SharePartitionManager.processShareFetch：当消费组分区首次加入，Leader分区并不存储share_group_state，需要初始化消费组分区消费进度，存储在内存SharePartition。后续直接根据SharePartition，决定从哪个offset开始fetch。

void processShareFetch(ShareFetch shareFetch) {
  List<DelayedShareFetchKey> delayedShareFetchWatchKeys = new ArrayList<>();
  LinkedHashMap<TopicIdPartition, SharePartition> sharePartitions = new LinkedHashMap<>();
  Set<String> topics = new HashSet<>();
  for (TopicIdPartition topicIdPartition : shareFetch.topicIdPartitions()) {
    topics.add(topicIdPartition.topic());
    SharePartitionKey sharePartitionKey = sharePartitionKey(
      shareFetch.groupId(),
      topicIdPartition
    );
    // 1. 创建内存SharePartition，管理share group的消费情况
    SharePartition sharePartition;
    try {
      sharePartition = getOrCreateSharePartition(sharePartitionKey);
    } catch (Exception e) {
      shareFetch.addErroneous(topicIdPartition, e);
      continue;
    }
    DelayedShareFetchKey delayedShareFetchKey = new DelayedShareFetchGroupKey(shareFetch.groupId(),
                                                                              topicIdPartition.topicId(), topicIdPartition.partition());
    delayedShareFetchWatchKeys.add(delayedShareFetchKey);
    delayedShareFetchWatchKeys.add(new DelayedShareFetchPartitionKey(topicIdPartition.topicId(), topicIdPartition.partition()));
    // 2. 发送ReadShareGroupStateRequest给share group协调者，初始化内存SharePartition
    CompletableFuture<Void> initializationFuture = sharePartition.maybeInitialize();
    //...
    sharePartitions.put(topicIdPartition, sharePartition);
  }
  if (shareFetch.errorInAllPartitions()) {
    shareFetch.maybeComplete(Map.of());
    return;
  }
  // 3. 尝试执行fetch，或挂起
  addDelayedShareFetch(new DelayedShareFetch(shareFetch, replicaManager, fencedSharePartitionHandler(), sharePartitions, shareGroupMetrics, time, remoteFetchMaxWaitMs), 
                     delayedShareFetchWatchKeys);
}

SharePartition.maybeInitialize：消费分区Leader通过leader(hash(group、topic、partition)%50)找share_group_state存储节点，发送ReadShareGroupStateRequest读取分区消费进度，初始化消费进度。如果startOffset=-1，代表无消费进度，默认消费组配置share.auto.offset.reset=latest（可选earliest/by_duration），将分区高水位作为初始消费进度；

传统消费者需要自行通过ListOffsetRequest获取初始fetchOffset。

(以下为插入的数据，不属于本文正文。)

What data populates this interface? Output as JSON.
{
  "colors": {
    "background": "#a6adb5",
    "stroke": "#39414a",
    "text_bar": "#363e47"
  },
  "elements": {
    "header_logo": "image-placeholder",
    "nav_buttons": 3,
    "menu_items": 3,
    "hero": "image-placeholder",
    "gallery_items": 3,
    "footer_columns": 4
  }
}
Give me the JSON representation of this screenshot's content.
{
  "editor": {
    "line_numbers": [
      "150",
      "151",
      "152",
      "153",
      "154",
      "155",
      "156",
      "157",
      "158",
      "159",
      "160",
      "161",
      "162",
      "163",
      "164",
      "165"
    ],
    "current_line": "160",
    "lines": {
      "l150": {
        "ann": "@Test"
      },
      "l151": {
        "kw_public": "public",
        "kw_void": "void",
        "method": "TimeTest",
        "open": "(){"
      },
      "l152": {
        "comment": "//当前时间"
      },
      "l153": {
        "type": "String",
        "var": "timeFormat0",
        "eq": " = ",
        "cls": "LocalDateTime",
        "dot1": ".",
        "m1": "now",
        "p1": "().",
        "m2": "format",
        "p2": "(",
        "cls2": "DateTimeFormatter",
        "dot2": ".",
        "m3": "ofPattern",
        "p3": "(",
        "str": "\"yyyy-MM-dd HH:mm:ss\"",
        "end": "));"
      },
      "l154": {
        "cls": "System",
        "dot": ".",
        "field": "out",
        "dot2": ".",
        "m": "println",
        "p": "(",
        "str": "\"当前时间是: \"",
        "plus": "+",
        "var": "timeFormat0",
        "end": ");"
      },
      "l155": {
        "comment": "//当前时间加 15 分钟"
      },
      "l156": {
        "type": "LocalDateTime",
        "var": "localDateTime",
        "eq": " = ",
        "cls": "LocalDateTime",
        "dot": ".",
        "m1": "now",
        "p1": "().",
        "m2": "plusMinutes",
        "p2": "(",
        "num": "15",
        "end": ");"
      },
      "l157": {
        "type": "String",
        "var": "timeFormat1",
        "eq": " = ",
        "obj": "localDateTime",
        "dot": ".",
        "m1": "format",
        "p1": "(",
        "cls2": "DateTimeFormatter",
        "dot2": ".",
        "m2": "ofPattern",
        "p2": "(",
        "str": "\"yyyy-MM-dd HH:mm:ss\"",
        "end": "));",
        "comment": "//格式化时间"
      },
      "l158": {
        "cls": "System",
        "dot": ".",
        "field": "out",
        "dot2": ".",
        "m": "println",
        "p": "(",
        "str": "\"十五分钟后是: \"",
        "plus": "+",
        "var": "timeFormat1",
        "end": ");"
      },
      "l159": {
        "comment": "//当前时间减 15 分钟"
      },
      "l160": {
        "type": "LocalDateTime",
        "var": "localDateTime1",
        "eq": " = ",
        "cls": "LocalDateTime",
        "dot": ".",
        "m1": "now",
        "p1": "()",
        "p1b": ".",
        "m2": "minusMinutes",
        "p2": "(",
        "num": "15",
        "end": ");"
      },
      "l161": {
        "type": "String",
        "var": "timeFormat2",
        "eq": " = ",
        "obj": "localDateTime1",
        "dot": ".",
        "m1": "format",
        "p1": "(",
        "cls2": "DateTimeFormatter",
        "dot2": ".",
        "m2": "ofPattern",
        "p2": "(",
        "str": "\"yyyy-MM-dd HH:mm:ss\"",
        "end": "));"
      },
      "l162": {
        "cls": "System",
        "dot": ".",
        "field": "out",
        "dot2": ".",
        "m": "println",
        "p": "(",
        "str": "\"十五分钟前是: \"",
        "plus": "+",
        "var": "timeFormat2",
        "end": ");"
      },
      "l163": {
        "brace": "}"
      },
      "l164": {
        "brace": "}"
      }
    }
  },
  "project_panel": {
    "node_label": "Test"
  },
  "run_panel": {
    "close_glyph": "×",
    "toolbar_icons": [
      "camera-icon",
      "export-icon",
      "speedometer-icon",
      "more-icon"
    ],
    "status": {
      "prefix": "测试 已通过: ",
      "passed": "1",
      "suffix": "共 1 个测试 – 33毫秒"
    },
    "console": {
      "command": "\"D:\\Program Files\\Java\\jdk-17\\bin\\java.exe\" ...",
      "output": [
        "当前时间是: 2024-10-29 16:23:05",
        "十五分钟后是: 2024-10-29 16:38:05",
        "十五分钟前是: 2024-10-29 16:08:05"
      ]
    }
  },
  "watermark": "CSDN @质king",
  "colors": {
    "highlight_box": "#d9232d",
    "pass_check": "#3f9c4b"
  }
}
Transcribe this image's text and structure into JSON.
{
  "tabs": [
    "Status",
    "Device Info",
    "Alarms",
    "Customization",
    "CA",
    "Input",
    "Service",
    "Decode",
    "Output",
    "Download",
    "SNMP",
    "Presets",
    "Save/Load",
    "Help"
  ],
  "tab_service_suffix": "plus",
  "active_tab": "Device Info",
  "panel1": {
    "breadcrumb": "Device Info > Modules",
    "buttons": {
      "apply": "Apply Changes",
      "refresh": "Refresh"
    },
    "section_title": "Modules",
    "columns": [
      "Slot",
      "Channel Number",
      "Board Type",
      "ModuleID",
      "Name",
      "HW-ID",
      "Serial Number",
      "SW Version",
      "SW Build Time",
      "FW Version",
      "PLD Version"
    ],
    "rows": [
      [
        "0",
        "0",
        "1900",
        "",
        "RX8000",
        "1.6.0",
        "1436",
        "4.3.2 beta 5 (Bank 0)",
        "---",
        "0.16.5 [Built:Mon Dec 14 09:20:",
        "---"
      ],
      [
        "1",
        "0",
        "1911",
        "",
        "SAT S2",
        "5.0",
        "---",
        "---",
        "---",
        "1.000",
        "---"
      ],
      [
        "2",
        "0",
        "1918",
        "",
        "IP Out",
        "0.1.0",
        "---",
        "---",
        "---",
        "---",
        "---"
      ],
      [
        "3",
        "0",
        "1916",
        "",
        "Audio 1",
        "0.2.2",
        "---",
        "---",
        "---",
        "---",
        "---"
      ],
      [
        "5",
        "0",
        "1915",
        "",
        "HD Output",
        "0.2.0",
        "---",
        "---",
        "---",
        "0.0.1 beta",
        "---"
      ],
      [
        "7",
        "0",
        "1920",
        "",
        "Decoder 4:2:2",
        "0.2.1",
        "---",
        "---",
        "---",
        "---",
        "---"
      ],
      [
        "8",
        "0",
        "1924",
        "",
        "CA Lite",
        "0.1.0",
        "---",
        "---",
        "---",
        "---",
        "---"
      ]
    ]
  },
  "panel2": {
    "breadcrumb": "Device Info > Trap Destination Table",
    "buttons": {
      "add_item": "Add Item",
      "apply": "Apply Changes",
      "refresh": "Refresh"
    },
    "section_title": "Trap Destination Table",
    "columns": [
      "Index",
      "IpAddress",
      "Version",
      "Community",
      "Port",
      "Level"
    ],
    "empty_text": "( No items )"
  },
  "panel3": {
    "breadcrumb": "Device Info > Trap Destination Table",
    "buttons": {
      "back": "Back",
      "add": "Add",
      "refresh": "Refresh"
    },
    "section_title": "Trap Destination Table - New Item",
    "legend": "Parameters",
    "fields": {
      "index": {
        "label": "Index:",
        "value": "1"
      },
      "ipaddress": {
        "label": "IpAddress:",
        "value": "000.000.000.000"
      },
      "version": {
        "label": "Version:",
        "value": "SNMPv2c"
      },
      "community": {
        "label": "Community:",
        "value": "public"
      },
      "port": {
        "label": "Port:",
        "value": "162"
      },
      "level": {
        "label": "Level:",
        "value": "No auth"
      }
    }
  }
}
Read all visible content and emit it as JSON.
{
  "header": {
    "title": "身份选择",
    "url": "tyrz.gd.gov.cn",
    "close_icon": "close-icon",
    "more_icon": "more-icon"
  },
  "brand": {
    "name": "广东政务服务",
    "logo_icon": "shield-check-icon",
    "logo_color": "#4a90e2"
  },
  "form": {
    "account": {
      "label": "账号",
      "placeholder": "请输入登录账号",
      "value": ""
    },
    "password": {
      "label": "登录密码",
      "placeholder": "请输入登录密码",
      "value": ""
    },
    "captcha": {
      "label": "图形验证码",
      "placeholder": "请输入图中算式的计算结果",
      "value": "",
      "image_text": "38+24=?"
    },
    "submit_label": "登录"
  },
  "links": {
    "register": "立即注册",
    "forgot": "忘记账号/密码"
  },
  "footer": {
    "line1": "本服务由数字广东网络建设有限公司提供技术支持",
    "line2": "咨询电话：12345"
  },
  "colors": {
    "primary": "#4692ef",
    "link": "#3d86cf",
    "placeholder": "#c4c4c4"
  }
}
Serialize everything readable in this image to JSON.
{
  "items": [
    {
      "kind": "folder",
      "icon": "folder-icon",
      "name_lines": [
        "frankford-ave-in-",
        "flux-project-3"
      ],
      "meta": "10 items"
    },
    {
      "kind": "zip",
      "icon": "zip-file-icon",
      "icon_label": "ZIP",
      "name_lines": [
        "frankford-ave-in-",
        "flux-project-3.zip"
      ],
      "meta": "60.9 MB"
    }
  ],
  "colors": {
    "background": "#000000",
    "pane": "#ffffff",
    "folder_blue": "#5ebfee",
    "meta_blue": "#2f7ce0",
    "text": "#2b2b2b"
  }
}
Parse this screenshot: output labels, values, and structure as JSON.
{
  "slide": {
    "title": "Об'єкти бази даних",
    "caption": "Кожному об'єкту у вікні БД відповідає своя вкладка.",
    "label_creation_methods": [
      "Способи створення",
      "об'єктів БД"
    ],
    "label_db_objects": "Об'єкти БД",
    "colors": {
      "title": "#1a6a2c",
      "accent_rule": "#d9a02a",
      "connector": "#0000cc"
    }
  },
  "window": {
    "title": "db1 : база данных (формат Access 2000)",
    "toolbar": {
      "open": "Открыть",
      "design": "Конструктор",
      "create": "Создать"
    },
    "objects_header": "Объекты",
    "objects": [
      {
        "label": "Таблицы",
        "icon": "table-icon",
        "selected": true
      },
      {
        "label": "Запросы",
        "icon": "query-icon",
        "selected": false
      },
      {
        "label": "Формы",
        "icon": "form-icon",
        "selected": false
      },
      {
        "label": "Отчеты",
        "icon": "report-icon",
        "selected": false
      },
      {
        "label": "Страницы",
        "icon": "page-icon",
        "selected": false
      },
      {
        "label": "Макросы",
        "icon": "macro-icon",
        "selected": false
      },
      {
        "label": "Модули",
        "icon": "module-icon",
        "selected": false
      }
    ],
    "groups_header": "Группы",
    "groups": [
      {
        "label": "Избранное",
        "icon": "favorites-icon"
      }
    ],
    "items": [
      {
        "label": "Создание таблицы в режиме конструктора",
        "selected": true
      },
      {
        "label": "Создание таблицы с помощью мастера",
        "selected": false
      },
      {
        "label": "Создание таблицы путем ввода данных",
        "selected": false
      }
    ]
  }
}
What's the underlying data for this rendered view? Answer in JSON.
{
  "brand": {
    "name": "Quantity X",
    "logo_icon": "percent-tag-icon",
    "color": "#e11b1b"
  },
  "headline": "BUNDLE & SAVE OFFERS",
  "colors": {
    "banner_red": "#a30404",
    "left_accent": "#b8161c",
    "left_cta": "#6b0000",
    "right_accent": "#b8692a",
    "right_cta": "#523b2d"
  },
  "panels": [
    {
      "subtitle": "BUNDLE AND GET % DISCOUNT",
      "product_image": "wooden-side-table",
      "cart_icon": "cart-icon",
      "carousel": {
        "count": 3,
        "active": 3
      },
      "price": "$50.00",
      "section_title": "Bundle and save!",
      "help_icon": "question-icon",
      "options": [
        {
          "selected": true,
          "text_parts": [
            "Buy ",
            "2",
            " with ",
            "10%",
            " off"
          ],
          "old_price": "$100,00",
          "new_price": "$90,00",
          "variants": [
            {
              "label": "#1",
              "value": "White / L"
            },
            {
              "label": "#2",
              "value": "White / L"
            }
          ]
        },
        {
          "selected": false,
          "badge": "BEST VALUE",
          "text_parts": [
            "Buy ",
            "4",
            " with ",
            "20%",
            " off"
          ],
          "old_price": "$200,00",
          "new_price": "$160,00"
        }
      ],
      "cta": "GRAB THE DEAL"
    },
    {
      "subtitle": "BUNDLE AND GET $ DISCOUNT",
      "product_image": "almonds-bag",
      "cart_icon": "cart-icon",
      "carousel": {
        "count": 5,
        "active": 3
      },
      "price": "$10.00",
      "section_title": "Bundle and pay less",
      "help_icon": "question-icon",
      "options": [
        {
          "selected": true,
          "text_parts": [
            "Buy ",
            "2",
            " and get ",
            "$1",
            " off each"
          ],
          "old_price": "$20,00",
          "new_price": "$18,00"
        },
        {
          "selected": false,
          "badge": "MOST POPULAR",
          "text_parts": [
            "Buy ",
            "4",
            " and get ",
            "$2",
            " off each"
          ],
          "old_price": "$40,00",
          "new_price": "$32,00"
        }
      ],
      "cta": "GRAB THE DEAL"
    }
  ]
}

public CompletableFuture<Void> maybeInitialize() {
    CompletableFuture<Void> future = new CompletableFuture<>();
    persister.readState(new ReadShareGroupStateParameters.Builder()
                        .setGroupTopicPartitionData(new GroupTopicPartitionData.Builder<PartitionIdLeaderEpochData>()
                                            .setGroupId(this.groupId)
                                            .setTopicsData(List.of(new TopicData<>(topicIdPartition.topicId(),
                                                                                   List.of(PartitionFactory.newPartitionIdLeaderEpochData(topicIdPartition.partition(), leaderEpoch)))))
                                            .build())
                        .build()
                       ).whenComplete((result, exception) -> {
        lock.writeLock().lock();
        try {
            TopicData<PartitionAllData> state = result.topicsData().get(0);
            // 如果消费组分区没消费进度，初始化起始offset
            startOffset = startOffsetDuringInitialization(partitionData.startOffset());
            stateEpoch = partitionData.stateEpoch();
            // 正在消费的消息批次状态
            List<PersisterStateBatch> stateBatches = partitionData.stateBatches();
            long gapStartOffset = -1;
            long previousBatchLastOffset = startOffset - 1;
            for (PersisterStateBatch stateBatch : stateBatches) {
                if (gapStartOffset == -1 && stateBatch.firstOffset() > previousBatchLastOffset + 1) {
                    gapStartOffset = previousBatchLastOffset + 1;
                }
                previousBatchLastOffset = stateBatch.lastOffset();
                // 正在消费的消息批次状态
                InFlightBatch inFlightBatch = new InFlightBatch(timer, time, EMPTY_MEMBER_ID, stateBatch.firstOffset(),
                                                                stateBatch.lastOffset(), RecordState.forId(stateBatch.deliveryState()), stateBatch.deliveryCount(),
                                                                null, timeoutHandler, sharePartitionMetrics);
                cachedState.put(stateBatch.firstOffset(), inFlightBatch);
                if (isStateTerminal(RecordState.forId(stateBatch.deliveryState()))) {
                    deliveryCompleteCount.addAndGet((int) (stateBatch.lastOffset() - stateBatch.firstOffset() + 1));
                }
            }
            if (!cachedState.isEmpty()) {
                // 有正在消费的消息批次
                updateFindNextFetchOffset(true);
                endOffset = cachedState.lastEntry().getValue().lastOffset();
                if (gapStartOffset != -1) {
                    persisterReadResultGapWindow = new GapWindow(endOffset, gapStartOffset);
                }
                maybeUpdateCachedStateAndOffsets();
            } else {
                // 无正在消费的消息批次，start=end
                endOffset = startOffset;
            }
            partitionState = SharePartitionState.ACTIVE;
        } catch (Exception e) {
            throwable = e;
        } finally {
            boolean isFailed = throwable != null;
            if (isFailed) {
                partitionState = SharePartitionState.FAILED;
            }
            lock.writeLock().unlock();
            if (isFailed) {
                future.completeExceptionally(throwable);
            } else {
                future.complete(null);
            }
        }
    });
    return future;
}

ShareCoordinatorShard.readStateAndMaybeUpdateLeaderEpoch：share_group_state所在节点，读取内存中的消费进度，返回消费分区Leader。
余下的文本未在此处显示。